Like Rahm, No Labels solicits donations from mega donors of either party.

Daniel Tierney, has donated at least $133,333 to Rahm’s campaign. Last December, he gave $400,000 to two No Labels’ PACs.

Tierney, a pioneer of high-speed trading, started GETCO, a Chicago-based high-frequency trading firm. Wicklow Capital and Thiel were part of a group that invested $80 million in SoFi, a peer-to-peer Social Finance lender.

Other No Labels donors include Fox News CEO Rupert Murdoch, Jerry Reinsdorf, the White Sox and Bulls Chairman; Former Fed Chief, Hank Paulson; Former Major League Baseball Commissioner “Bud” Selig; and No Labels Co-Founder and Executive Board member, Andy Bursky.

Bursky also serves as Senior Advisor of Pegasus Capital and has worked their since 1999. In 2005, Pegasus hired Rick Davis, the former campaign manager for former Republican Senator John McCain. At the time, Davis and Paul Manafort were business partners. The two worked with Pegasus on various investments. Davis joined Pegasus as an Operating Partner in 2005 and his now its COO and Partner.

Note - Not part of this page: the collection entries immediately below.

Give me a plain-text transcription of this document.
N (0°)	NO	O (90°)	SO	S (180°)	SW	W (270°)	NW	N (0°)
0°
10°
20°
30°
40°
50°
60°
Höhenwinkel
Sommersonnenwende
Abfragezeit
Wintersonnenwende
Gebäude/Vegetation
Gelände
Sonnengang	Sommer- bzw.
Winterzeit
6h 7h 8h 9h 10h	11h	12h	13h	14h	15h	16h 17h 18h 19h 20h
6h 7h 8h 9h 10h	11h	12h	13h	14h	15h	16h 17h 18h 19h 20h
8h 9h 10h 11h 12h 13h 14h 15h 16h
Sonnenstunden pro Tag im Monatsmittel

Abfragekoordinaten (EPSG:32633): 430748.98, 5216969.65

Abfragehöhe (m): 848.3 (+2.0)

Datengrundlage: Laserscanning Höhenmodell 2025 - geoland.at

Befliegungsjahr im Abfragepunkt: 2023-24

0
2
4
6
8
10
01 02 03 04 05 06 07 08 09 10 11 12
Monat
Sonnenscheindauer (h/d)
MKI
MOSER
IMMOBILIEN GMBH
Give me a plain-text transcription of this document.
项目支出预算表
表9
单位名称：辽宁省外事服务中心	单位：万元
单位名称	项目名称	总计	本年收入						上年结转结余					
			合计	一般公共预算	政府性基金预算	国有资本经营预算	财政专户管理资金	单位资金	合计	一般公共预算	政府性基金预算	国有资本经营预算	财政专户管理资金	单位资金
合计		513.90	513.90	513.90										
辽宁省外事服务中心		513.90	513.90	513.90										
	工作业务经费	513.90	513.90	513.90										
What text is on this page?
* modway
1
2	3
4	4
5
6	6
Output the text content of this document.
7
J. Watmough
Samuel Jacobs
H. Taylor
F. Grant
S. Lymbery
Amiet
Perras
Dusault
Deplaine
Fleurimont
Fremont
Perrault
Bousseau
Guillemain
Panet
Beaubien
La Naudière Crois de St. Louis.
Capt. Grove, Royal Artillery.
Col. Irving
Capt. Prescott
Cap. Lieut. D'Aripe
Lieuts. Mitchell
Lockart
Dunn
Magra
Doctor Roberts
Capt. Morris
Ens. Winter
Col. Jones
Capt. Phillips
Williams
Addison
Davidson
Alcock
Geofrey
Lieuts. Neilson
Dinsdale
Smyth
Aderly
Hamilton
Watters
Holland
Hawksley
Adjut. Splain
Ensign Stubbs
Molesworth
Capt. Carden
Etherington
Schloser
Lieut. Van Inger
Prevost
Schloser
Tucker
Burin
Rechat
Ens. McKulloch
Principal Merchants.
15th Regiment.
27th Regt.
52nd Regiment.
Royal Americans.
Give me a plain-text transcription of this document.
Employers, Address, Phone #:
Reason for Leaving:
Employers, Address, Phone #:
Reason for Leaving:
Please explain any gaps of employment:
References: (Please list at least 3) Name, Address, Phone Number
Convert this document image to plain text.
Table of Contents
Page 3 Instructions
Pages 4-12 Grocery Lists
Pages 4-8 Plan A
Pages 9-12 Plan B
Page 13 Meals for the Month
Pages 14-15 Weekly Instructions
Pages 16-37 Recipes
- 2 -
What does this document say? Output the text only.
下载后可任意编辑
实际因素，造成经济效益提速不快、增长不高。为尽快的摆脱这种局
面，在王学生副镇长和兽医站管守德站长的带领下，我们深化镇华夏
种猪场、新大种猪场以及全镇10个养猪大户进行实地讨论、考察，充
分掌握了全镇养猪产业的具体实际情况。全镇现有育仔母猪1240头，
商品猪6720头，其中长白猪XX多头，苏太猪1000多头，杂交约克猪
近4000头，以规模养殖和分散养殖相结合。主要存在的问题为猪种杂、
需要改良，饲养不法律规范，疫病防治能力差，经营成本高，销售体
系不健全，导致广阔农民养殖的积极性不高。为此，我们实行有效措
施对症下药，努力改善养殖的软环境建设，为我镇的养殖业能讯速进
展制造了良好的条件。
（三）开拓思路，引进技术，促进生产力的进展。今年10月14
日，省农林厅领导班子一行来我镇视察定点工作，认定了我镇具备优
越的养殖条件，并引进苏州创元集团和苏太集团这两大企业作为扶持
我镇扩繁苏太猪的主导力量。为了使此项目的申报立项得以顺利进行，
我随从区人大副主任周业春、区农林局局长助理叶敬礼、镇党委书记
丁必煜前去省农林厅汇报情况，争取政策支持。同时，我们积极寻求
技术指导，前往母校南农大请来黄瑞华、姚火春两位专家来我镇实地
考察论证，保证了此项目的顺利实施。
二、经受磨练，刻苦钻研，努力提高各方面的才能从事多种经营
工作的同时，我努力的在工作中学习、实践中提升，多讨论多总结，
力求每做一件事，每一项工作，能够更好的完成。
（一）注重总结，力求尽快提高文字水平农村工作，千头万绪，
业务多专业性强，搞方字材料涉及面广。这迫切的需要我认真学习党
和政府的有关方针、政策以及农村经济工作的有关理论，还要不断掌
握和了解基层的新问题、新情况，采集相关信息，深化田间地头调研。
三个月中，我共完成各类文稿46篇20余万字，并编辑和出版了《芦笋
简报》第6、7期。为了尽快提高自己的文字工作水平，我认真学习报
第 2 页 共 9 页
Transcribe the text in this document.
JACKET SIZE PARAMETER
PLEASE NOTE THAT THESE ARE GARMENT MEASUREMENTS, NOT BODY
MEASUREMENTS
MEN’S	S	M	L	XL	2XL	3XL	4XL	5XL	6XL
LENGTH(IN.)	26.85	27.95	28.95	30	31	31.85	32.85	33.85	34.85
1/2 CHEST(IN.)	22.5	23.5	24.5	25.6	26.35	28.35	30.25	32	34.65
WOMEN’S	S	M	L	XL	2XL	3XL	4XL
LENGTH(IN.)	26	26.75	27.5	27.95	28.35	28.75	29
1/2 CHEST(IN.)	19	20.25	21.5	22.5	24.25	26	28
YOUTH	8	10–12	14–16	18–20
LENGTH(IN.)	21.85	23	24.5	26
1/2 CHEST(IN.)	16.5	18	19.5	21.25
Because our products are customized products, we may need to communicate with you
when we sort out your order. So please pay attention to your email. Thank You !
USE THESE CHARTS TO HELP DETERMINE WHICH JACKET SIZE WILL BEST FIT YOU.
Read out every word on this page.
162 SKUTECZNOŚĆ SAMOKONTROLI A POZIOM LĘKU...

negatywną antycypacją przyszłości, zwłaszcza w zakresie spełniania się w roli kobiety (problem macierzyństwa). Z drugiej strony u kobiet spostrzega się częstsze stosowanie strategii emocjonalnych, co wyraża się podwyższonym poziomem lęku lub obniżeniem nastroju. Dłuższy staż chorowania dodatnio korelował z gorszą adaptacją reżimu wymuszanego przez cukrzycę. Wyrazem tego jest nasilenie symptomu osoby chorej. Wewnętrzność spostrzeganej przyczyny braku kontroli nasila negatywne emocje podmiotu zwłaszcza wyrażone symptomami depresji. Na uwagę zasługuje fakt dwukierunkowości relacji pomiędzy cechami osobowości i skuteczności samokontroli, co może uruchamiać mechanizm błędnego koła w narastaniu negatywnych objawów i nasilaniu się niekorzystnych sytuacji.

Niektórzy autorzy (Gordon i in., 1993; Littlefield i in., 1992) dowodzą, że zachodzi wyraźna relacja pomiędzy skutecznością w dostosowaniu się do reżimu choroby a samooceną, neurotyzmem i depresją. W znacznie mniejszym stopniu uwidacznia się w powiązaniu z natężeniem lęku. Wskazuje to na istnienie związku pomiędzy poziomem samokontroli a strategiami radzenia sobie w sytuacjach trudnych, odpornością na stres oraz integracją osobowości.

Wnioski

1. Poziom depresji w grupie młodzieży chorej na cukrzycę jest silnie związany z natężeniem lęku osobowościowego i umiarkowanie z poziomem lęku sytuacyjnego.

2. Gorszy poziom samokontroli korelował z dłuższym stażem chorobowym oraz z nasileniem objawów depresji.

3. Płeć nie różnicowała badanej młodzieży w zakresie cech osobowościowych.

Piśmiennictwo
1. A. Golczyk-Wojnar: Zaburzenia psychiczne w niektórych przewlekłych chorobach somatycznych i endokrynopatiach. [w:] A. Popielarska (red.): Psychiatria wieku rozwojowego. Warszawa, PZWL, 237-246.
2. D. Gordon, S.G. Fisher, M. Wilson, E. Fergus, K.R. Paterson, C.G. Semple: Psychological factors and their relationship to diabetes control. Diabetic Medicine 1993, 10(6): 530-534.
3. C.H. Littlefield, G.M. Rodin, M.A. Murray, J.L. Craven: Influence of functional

Pegasus is tied to Pericles Ltd., and both are alleged in a lawsuit filed by Surf Horizon Limited, a Cyprus-based company tied to Putin ally and Russian Oligarch Oleg Deripaska, to have “misappropriated” $18.9 million of the Russian’s funds.

Last year, Senators Susan Collins and Joe Manchin became the new co-chairs of No Labels. Former Sen. Joe Lieberman (I-Conn.) is a national co-chairman.

Muneer Satter is also on the WBC board. He’s a Trustee at Northwestern University and has given Rahm’s campaigns almost $387,000 since 2014.

He was a co-chairman of the National Finance Committee for Mitt Romney’s presidential campaign in 2012 and chairman of the Romney’s Illinois Finance Committee. He is on the board of advisors of the American Enterprise Institute, a conservative think tank based in Washington, D.C.

Satter’s given million$ to GOP candidates and groups like American Crossroads, Club for Growth Action PAC, Paul Ryan, Peter Roskam, Marco Rubio, George W. Bush and the National Republican Congressional Committee.

He’s served as the Director of Dollar Financial Group Holdings Inc. since December 1998. Dollar Financial Group (DFG) is a controversial payday lender that was investigated for predatory lending. It owns Money Mart and Loan Mart payday lenders. DFG was forced to refund up to $7.5M to its customers after it was found to be charging up to 400% interest on individual loans.

Bob Stefanowski, the former CEO of the Dollar Financial Group, is now the GOP nominee for governor of Connecticut.

Griffin, Craig Duchossois and Satter were all co-chairs of Paul Ryan’s Team Ryan fundraiser last year, a joint fundraising committee that includes the Ryan for Congress PAC and the National Republican Congressional Committee.

Last month, Rahm announced he wouldn’t be running for a third term as mayor. At the time, it was estimated he had more than $7 million in campaign donations. He’s said he would return funds to donors but IL law allows for him to keep all donations for use at a later date or to give to other politicians.

A few weeks ago, he gave $20,000 checks to more than two dozen City Council allies.